I quickly realized the plane would be spraying both sides of the road because the same farmer owned both soybean fields. We were in the middle, which seemed a likely space for an accidental, off-target spray. I waved with arms above my head. The pilot spotted us, pulled up and circled the field. Pushing a lengthy two-child stroller, I jogged, rather than walked, the next quarter mile in an attempt to show my appreciation and be courteous to his hectic schedule. I waved with a thumbs-up and mouthed “thank you” when we passed the fields. The pilot resumed. We never felt a drop or even smelled chemical, an indication the pilot applied on target.
The season has arrived for the yellow planes to chase damaging crop diseases and insects across the state. Spotting these planes seemed seldom for most of my life, but much easier now that aerial application of crop chemicals has become more common. Many farmers have found positive impacts in new products used to fight diseases later in the growing season, when application with ground vehicles can damage tall corn or maturing soybean plants. Spraying by plane also delivers speed and timeliness as the chemistry proves most effective when teamed with the appropriate stage of crop development. In other words, the plane that paused for me would need to cover thousands of acres in about a two-week window.

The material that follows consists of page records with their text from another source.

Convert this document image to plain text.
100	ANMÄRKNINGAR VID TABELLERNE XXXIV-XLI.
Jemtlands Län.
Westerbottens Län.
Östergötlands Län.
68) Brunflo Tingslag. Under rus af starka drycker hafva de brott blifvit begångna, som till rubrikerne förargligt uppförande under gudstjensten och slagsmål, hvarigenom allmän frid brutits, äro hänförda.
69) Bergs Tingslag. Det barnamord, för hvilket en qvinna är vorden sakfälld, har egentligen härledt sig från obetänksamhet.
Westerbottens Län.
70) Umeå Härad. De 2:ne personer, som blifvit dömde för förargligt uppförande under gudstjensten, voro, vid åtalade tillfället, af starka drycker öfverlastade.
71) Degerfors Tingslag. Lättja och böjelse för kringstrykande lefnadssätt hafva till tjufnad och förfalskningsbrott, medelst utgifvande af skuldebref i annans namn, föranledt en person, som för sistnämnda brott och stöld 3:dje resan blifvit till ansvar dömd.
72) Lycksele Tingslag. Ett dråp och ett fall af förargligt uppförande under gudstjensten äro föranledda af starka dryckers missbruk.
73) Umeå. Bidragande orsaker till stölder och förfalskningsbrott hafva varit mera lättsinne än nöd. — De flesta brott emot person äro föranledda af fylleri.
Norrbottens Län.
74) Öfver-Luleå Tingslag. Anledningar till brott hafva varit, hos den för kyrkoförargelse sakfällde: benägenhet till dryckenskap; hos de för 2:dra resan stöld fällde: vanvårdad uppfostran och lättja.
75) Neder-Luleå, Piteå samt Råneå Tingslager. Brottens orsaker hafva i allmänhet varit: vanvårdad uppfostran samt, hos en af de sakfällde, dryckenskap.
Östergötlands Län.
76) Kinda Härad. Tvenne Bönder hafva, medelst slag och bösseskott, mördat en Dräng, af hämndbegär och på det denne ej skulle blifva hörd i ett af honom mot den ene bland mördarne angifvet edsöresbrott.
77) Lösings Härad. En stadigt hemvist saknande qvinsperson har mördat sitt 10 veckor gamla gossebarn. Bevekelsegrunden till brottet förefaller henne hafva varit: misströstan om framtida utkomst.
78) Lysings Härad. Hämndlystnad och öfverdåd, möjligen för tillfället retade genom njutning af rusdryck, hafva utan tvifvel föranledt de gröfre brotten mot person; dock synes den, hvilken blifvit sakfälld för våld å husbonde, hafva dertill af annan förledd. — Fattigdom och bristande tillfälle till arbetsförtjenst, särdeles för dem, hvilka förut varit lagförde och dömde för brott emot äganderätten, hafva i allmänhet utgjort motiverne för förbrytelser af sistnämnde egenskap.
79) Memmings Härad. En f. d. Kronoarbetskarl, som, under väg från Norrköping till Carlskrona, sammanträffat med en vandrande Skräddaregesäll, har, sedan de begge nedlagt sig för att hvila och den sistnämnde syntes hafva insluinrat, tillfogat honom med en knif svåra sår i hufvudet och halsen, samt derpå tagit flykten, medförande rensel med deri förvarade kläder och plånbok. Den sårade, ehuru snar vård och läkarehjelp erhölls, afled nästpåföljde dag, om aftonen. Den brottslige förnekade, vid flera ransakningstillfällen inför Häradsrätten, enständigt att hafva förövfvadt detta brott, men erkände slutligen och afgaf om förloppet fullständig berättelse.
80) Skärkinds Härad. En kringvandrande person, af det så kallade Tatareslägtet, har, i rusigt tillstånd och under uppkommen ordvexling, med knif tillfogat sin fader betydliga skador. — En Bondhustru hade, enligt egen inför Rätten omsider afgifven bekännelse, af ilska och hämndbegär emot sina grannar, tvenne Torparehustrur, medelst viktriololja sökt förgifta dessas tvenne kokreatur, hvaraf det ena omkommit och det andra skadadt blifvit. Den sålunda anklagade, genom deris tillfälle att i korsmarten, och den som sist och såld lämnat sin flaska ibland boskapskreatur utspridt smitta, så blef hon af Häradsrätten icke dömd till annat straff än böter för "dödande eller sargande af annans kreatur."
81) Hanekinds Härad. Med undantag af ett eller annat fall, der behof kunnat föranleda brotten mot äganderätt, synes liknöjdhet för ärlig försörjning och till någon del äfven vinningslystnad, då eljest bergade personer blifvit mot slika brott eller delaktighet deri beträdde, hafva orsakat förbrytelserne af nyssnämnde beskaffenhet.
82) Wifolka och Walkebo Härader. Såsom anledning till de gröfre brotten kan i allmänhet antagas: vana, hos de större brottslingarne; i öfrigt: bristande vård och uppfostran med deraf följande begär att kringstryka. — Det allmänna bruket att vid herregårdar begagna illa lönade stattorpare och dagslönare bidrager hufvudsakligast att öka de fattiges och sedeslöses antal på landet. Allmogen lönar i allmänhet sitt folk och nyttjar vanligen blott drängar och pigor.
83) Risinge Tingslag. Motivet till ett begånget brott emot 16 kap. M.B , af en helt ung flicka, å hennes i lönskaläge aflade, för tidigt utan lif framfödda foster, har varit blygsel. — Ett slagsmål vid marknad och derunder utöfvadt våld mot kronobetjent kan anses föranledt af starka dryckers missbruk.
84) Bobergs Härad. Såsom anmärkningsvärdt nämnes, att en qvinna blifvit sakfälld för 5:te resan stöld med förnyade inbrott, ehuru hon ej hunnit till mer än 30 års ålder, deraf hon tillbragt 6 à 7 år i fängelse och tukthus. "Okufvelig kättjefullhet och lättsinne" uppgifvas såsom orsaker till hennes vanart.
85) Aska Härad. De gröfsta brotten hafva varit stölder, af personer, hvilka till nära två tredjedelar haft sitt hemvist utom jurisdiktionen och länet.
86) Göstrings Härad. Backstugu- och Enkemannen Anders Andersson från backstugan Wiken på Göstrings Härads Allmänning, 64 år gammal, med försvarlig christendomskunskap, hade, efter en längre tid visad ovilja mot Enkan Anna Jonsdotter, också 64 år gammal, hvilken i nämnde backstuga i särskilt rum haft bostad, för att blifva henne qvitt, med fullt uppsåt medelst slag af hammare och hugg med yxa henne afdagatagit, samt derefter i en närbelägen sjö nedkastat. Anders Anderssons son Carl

Most of us take interest in watching an agricultural pilot at work – flying low and swiftly in back-and-forth patterns. We watch the mist stop at the field edge before the plane ascends to avoid the power lines. I remember as a child when Dad took us in the pickup truck to watch an aerial application on one of his fields. When finished, the pilot rotated the plane’s wings in response to our waving, which seems to be my method of gaining a pilot’s attention.